A ginástica que os fornecedores das montadoras vêm fazendo para garantir o abastecimento "just-in-time" das linhas de montagem está chegando ao limite. Na sexta-feira, a fábrica de caminhões da Ford parou a produção, devido à falta de peças, para que seus fornecedores retomassem o fôlego.
Nem sempre, porém, a parada é organizada. Desde março, todas as montadoras têm sido obrigadas a interromper a produção por uma hora, duas a três vezes por semana, por falta de componentes, conta Mário Milani, vice-presidente do Sindipeças (sindicato dos fabricantes de autopeças).
Como presidente da Sogefi Filtration do Brasil, fabricante italiana de filtros e suspensão, Milani também vem tendo dificuldades com o fornecimento das siderúrgicas locais. Por isso foi obrigado a trocar um tipo específico de aço por outro, para não interromper a produção e atender os clientes.

Crise de crescimento
Da multinacional alemã ou italiana ao pequeno fabricante local de autopeças, o objetivo é um só: contornar a "crise de crescimento" que pegou a cadeia automotiva despreparada, após duas décadas de estagnação da economia.
Até o mês de junho, foi fabricado 1,038 milhão de veículos no país, de acordo com a Anfavea (associação das montadoras). A projeção do setor é chegar a 2,050 milhões de unidades fabricadas até o final do ano. "Se a produção de veículos bater em 2,1 milhões, isso vai embolar o meio-de-campo", afirma David Wong, gerente da Booz Allen & Hamilton.
Milani diz que é muito difícil romper a barreira das 2,1 milhões de unidades: os fornecedores locais de autopeças não conseguiriam atender a demanda. "A indústria automobilística é o topo de uma pirâmide que se equilibra sobre uma base frágil", diz ele.
Abaixo dela estão os sistemistas, empresas multinacionais que montam partes e peças e fornecem sistemas completos às montadoras.
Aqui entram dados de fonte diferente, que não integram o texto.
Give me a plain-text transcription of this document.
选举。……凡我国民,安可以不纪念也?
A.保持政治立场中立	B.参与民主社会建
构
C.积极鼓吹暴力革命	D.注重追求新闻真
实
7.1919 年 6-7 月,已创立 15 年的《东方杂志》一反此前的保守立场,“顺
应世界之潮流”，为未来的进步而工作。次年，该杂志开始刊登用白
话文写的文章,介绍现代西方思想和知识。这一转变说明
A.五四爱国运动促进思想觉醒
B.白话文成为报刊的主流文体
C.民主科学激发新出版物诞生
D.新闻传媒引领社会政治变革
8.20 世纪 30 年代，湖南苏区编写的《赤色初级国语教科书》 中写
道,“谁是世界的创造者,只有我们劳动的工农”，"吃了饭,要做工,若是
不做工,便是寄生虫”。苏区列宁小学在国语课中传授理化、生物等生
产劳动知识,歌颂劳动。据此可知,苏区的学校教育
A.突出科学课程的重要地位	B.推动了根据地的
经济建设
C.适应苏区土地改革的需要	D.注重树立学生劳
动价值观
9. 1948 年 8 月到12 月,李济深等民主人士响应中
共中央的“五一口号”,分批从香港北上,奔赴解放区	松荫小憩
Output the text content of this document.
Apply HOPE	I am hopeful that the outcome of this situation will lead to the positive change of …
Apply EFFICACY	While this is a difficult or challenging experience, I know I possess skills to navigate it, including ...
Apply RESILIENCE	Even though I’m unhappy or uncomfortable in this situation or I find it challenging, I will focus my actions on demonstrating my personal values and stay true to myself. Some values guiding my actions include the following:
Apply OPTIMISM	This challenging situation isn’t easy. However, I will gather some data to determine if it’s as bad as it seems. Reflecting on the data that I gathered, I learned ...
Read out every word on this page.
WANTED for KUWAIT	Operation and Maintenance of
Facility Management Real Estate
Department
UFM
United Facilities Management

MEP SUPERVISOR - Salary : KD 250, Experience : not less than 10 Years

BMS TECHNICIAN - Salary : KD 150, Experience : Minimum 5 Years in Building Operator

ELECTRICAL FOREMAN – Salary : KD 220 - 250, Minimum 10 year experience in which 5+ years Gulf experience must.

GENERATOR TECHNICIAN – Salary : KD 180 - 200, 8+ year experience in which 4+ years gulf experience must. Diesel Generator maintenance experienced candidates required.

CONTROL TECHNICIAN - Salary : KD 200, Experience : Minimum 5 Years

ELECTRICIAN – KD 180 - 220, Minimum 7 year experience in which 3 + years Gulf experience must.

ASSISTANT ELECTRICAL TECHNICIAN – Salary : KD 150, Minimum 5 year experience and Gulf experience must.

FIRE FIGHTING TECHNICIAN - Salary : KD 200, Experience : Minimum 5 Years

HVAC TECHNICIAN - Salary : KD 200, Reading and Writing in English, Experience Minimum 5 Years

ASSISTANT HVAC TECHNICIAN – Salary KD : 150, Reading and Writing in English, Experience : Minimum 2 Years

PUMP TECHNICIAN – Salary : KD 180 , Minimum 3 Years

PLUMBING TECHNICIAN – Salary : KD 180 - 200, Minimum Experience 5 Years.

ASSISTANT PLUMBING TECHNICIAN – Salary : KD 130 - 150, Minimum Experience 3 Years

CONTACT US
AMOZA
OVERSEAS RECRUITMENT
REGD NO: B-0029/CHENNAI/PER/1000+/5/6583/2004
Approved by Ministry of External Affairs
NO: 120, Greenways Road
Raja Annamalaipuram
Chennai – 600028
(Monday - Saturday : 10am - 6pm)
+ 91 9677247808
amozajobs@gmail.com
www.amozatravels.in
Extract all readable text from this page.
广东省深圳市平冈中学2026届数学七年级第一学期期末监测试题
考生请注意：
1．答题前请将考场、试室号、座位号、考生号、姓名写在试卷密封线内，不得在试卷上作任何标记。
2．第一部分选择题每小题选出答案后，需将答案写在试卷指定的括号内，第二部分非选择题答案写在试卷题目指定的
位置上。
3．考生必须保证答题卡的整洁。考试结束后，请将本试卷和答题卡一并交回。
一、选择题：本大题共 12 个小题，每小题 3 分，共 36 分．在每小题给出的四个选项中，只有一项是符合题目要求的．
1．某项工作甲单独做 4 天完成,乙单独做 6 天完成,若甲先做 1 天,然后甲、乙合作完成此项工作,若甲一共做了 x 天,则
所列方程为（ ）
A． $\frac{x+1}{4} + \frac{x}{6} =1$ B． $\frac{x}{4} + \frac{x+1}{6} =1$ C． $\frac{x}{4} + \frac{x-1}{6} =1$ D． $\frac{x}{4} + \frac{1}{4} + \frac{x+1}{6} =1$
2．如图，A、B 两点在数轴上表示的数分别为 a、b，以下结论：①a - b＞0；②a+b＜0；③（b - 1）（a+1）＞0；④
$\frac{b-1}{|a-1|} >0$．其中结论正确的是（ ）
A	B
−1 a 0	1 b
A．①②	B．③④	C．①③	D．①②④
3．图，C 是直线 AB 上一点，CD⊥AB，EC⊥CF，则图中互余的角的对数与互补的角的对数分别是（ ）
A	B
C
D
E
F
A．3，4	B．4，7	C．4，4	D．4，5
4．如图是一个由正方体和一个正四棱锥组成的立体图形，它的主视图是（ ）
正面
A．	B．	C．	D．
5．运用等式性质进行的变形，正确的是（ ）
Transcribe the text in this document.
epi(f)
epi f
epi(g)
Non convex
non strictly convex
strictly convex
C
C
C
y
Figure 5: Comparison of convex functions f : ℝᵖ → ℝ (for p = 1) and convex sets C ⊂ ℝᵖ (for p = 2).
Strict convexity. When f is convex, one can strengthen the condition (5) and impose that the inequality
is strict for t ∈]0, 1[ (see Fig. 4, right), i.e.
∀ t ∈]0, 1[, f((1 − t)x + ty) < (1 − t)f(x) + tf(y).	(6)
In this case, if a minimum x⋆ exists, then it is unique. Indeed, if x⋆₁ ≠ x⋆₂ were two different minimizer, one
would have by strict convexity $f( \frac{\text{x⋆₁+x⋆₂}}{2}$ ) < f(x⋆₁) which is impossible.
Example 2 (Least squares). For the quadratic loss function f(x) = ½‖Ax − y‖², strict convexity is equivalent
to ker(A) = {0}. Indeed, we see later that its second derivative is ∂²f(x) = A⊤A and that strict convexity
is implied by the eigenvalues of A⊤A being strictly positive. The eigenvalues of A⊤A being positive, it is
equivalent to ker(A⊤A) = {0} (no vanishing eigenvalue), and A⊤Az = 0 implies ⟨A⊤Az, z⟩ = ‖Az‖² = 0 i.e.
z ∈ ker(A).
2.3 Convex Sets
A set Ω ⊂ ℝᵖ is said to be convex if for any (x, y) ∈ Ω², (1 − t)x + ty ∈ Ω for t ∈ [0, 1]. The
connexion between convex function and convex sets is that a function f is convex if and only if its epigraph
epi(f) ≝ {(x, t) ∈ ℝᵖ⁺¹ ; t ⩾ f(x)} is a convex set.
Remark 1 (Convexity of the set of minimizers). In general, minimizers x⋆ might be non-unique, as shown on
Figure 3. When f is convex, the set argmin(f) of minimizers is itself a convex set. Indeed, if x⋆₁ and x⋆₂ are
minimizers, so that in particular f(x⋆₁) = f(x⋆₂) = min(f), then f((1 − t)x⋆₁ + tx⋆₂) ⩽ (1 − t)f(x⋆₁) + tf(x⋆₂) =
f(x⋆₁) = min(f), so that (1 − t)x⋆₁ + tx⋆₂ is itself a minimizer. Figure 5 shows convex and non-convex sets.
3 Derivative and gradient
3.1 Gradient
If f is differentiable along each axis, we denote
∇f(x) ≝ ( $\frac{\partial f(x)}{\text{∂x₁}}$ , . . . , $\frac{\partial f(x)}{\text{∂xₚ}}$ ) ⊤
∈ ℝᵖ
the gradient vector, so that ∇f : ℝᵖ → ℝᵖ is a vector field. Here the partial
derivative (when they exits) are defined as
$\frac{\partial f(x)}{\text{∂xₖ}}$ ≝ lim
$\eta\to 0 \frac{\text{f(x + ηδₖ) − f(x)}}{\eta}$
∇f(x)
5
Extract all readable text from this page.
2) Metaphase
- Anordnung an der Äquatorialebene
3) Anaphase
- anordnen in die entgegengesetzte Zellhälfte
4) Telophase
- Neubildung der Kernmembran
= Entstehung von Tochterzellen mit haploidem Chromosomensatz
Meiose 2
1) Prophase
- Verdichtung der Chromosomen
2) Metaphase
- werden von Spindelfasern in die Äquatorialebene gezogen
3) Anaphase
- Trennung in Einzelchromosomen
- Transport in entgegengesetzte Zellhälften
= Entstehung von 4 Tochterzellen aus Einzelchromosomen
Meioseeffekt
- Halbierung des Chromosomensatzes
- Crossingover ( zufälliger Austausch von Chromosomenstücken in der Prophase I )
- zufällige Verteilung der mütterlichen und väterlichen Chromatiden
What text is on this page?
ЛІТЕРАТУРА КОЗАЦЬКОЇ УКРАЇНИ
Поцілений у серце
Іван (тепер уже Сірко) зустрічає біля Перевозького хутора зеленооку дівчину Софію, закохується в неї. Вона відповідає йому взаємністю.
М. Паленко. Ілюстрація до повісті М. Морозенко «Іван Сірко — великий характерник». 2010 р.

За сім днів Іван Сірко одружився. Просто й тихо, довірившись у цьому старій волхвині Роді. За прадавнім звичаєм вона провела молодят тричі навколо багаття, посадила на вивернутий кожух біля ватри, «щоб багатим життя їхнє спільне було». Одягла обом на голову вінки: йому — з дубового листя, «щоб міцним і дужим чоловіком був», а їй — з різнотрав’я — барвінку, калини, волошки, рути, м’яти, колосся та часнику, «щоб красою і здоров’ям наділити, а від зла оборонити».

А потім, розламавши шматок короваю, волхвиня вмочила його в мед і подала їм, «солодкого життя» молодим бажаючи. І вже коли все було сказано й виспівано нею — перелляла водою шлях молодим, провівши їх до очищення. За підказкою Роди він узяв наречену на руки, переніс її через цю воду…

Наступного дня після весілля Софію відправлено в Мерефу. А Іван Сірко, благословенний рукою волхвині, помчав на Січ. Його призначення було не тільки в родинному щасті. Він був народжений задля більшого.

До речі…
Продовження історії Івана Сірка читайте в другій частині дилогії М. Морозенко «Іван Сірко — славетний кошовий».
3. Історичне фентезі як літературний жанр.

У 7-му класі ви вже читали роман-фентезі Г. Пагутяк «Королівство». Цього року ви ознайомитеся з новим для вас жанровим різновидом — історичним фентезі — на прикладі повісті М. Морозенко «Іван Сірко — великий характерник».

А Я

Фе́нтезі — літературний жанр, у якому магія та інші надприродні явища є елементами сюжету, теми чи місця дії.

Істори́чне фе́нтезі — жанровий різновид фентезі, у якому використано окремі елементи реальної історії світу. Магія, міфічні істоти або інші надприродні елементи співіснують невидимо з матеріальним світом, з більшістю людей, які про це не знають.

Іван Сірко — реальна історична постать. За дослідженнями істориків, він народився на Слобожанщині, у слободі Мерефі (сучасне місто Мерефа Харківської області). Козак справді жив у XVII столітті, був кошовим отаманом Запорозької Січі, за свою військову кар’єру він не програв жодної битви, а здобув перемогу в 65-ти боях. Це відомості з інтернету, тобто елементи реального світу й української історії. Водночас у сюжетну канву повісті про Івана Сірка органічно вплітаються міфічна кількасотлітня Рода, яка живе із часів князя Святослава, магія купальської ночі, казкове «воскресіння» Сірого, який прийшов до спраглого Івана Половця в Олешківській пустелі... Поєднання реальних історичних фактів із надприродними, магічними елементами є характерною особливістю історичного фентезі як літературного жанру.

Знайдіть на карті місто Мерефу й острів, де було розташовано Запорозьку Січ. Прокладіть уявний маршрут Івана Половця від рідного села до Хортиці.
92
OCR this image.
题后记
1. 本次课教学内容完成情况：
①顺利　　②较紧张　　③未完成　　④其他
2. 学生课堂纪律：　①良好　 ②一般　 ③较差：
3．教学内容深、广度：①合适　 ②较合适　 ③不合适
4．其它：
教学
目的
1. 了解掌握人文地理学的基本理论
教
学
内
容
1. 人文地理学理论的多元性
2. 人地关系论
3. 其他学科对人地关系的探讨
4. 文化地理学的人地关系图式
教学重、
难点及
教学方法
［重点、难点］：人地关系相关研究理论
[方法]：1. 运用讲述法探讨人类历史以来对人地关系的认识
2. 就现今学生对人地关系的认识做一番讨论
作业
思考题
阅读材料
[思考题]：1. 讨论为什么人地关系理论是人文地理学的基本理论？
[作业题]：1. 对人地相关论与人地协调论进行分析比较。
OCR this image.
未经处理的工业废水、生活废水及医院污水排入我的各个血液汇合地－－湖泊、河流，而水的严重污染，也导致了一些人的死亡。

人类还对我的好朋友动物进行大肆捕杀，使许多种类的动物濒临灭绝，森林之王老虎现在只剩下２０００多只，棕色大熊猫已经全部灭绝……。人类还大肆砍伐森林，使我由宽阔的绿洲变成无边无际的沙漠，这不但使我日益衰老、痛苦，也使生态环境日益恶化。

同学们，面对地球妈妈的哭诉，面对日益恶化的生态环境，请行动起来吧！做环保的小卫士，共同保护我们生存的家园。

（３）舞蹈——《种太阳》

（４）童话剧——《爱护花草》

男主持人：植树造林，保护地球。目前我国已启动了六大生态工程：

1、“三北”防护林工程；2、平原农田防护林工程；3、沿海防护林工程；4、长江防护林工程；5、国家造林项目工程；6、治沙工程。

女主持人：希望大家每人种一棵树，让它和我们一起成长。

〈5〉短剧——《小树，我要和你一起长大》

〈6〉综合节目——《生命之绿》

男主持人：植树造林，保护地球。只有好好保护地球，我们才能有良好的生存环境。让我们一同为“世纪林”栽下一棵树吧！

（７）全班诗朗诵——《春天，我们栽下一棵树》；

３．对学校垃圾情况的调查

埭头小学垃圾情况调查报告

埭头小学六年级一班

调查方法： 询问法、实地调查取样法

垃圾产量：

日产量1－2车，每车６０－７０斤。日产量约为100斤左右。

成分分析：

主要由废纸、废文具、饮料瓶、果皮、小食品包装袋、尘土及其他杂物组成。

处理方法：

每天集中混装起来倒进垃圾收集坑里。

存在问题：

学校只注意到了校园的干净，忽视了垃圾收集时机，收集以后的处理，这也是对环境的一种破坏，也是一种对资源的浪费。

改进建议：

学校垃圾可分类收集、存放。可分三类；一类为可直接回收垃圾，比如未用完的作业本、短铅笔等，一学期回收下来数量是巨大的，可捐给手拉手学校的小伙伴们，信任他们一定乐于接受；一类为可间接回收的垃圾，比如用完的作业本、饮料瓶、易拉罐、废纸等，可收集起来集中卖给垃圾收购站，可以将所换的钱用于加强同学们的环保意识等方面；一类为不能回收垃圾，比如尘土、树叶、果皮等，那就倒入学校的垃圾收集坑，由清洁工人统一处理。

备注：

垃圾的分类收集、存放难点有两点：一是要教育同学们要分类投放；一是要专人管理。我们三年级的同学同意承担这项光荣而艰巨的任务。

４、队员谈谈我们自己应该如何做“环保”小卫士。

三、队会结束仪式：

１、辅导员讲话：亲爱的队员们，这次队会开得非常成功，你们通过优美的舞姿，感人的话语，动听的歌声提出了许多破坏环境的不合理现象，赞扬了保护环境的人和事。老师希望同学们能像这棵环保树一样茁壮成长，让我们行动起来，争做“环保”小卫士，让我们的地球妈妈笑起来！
Mas eles dependem de cerca de 3.000 pequenos e médios fabricantes nacionais de autopeças que os abastecem. Segundo Milani, a maioria deles tem hoje dificuldades financeiras, dívidas tributárias e pouco acesso a crédito para poder fazer investimentos.
De olho no futuro, a Valeo, multinacional francesa, líder em sistemas de iluminação, mapeou os gargalos existentes em suas nove fábricas no Brasil e agora faz o mesmo com seus fornecedores.
A empresa está investindo em expansão de capacidade. Mas, até que os investimentos estejam prontos, ela negocia com os empregados a criação do quarto turno de trabalho para funcionar ininterruptamente. "Estamos nos preparando para um aumento de até 25% na demanda, nos próximos anos", afirma Alain Keruzore, presidente da Valeo.


Colaborou Fábio Amato, da Agência Folha


Texto Anterior: Crescimento remendado: Empresas driblam gargalo de infra-estrutura
Próximo Texto: Crescimento remendado: Exportador cria "overbooking" em navios
Índice


Copyright Empresa Folha da Manhã S/A. Todos os direitos reservados. É proibida a reprodução do conteúdo desta página em qualquer meio de comunicação, eletrônico ou impresso, sem autorização escrita da Folhapress.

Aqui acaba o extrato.